Adding to Losing Day Trades
Traders make the mistake of averaging down to their price position even when the trade is moving against them with the belief that the trade might reverse. However, adding to an already losing trade is always a dangerous ploy. The last thing you need is the price moving against you much longer than you anticipated and the loss getting larger.
We recommend taking trades with proper position size and setting a stop-loss on a trade. The trade will get closed at a much smaller loss when the price hits stop-loss, that it would otherwise. There is no reason to keep risking.
Trading without a Stop-Loss
For every forex day trade you make, always have a stop-loss. This is an offsetting trade that gets traders out of a trade when the price seems to be moving against them by the amount specified by a trader.
You will take a huge portion of the anticipated risk out of an investment when you have a stop-loss order on your forex trades.

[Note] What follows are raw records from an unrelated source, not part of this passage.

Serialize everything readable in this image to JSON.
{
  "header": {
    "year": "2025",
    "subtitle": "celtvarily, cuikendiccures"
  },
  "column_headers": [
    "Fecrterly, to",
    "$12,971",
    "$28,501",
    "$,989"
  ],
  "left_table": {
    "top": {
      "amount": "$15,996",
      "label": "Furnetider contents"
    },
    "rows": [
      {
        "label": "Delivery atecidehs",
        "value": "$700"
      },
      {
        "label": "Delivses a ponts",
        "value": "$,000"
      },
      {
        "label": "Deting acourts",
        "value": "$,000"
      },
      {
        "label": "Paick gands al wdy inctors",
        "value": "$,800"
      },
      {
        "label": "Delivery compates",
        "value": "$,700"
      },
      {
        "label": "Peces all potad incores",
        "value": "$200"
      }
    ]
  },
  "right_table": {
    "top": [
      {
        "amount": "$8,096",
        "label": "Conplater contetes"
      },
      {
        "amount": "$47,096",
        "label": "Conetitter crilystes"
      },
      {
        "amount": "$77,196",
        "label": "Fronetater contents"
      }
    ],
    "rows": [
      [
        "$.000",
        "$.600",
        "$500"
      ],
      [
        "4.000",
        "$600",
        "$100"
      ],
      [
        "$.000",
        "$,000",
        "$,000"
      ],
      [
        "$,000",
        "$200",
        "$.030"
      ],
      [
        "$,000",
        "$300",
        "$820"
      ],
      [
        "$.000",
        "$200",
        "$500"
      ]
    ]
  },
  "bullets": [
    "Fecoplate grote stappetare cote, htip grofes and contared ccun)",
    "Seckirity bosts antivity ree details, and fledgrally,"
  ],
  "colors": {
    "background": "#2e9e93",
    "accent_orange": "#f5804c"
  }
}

When you begin taking losses on your trades, a stop-loss helps prevent you from losing more than you can bare.
Trying to Win Everything Back by Going All In
Even when traders have risk management strategies in place, there tends to be times when they are tempted to ignore and take larger traders than they would normally do. Reasons vary, there is no use of tempting fate to do worse.
Having several losing trades in a row, can make a trader want to earn back some losses. In most cases, when traders experience a winning streak, they feel like they can’t lose. Unfortunately, there is always one forex trade that promises good returns, making a trader want to risk everything on it.
Unfortunately, risking too much in trading is making mistakes, and in most cases; mistakes compound. Don’t get caught up keeping your margin in the hopes that it might turn around and you’ll win big. Even when you feel like this, we recommend sticking to the 1% risk per trade list and adhering to the 3% risk per day rule. Always resist temptation and stick to a risk management strategy to avoid adding to your position or going all in.
All these mistakes happen because trader lack a trading plan when getting into the forex market. We recommend having a trading plan that perfectly outlines your strategy. A plan that will define how, what, and when is the best time to day trade.
The plan should also include the markets you trade, what time you trade, and the time frame you use for analyzing and making trades. Without a trading plan, you end up taking unnecessary gambles that only lead to losses, while the aim should be making as much profit as possible.